Jayce buries his face in Viktor’s hair.
“Yeah,” he murmurs, and the guilt hits Viktor like a brick.
“I’m so sorry, Jayce," he says, "You never should have had to see me like that. I should have told you sooner - gone to the doctor sooner."
"It's ok, Viktor. You were just protecting yourself," Jayce tries to soothe him, his big calloused hand rubbing up and down Viktor's arm.
"I was selfish."
Jayce lets out a sad little laugh.
"I think you're allowed to be selfish, given the circumstances."
Viktor wants to keep arguing but finds he doesn't, as a dying man, actually have a good rebuttal and sinks into quiet contemplation of the strange conversation they have just had.
"I’d be lying” he says eventually, poking Jayce lightly with his elbow, “if I said I didn’t find it amusing that the first thing you did after abandoning Councillor Medarda following a night of passionate love-making was to come look for me.”
“Of course I came to look for you, Vik. That was why I left.”
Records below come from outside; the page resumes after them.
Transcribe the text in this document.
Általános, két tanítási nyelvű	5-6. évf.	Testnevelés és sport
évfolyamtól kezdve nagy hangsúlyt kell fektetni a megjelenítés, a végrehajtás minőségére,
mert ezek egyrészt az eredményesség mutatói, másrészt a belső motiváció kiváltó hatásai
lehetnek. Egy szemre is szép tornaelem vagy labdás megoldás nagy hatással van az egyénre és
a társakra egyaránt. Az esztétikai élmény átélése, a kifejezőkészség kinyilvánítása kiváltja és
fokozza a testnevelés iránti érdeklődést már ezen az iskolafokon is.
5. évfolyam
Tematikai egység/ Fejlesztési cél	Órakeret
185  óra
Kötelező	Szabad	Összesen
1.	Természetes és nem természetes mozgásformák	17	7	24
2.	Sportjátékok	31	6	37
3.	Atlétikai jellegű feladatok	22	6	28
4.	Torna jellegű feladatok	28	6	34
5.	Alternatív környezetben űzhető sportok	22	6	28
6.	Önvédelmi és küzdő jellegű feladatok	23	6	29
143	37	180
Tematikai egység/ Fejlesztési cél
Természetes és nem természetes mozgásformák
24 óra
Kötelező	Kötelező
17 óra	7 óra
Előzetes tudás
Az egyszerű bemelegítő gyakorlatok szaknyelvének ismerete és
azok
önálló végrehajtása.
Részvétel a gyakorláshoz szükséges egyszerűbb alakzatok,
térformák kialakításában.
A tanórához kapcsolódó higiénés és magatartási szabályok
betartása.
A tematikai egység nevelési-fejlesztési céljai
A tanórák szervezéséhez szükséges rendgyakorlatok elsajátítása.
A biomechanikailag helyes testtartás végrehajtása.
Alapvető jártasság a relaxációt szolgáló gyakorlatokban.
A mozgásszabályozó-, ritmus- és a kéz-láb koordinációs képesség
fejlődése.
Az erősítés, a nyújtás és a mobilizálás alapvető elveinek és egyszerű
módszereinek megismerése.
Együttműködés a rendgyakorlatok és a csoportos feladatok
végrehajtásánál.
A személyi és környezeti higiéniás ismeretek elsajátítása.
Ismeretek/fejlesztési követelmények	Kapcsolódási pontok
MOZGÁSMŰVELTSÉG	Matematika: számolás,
Oh. Viktor really has nothing else to say at that. There are a lot of Jayce’s past actions, it seems, he will have to rethink in light of the new knowledge that Jayce feels the same way about Viktor that Viktor feels about Jayce, (and since the beginning of their partnership, no less). If the sort of thing he did to Councillor Medarda has been a trend in Jayce’s behaviour, for example, his numerous but short-lived relationships suddenly make a whole lot more sense. Everything about this night, he thinks, is surreal.
When Viktor wakes up the next morning, however, in a hospital bed with Jayce’s arm still wrapped around him, he knows for certain that it wasn’t a dream – neither the worst nor the best parts of it.
***
Later that day, after Viktor has been released from the hospital and Jayce has escorted him back to his room, Jayce apologizes to Mel Medarda. He then calls a meeting of The Council and summarily resigns from his recently appointed position on the latter despite much protest. It is officially the shortest amount of time that anyone has ever been a Councillor.
Afterwards, he goes to find Viktor at their lab, and, upon opening the door, is greeted by an excited shout: “Jayce! It responds to organic matter!”
Viktor looks, Jayce thinks, distinctly better than he did last night, and all of a sudden he can see a glimmer of hope.
Jayce and Viktor get back to doing what they do best.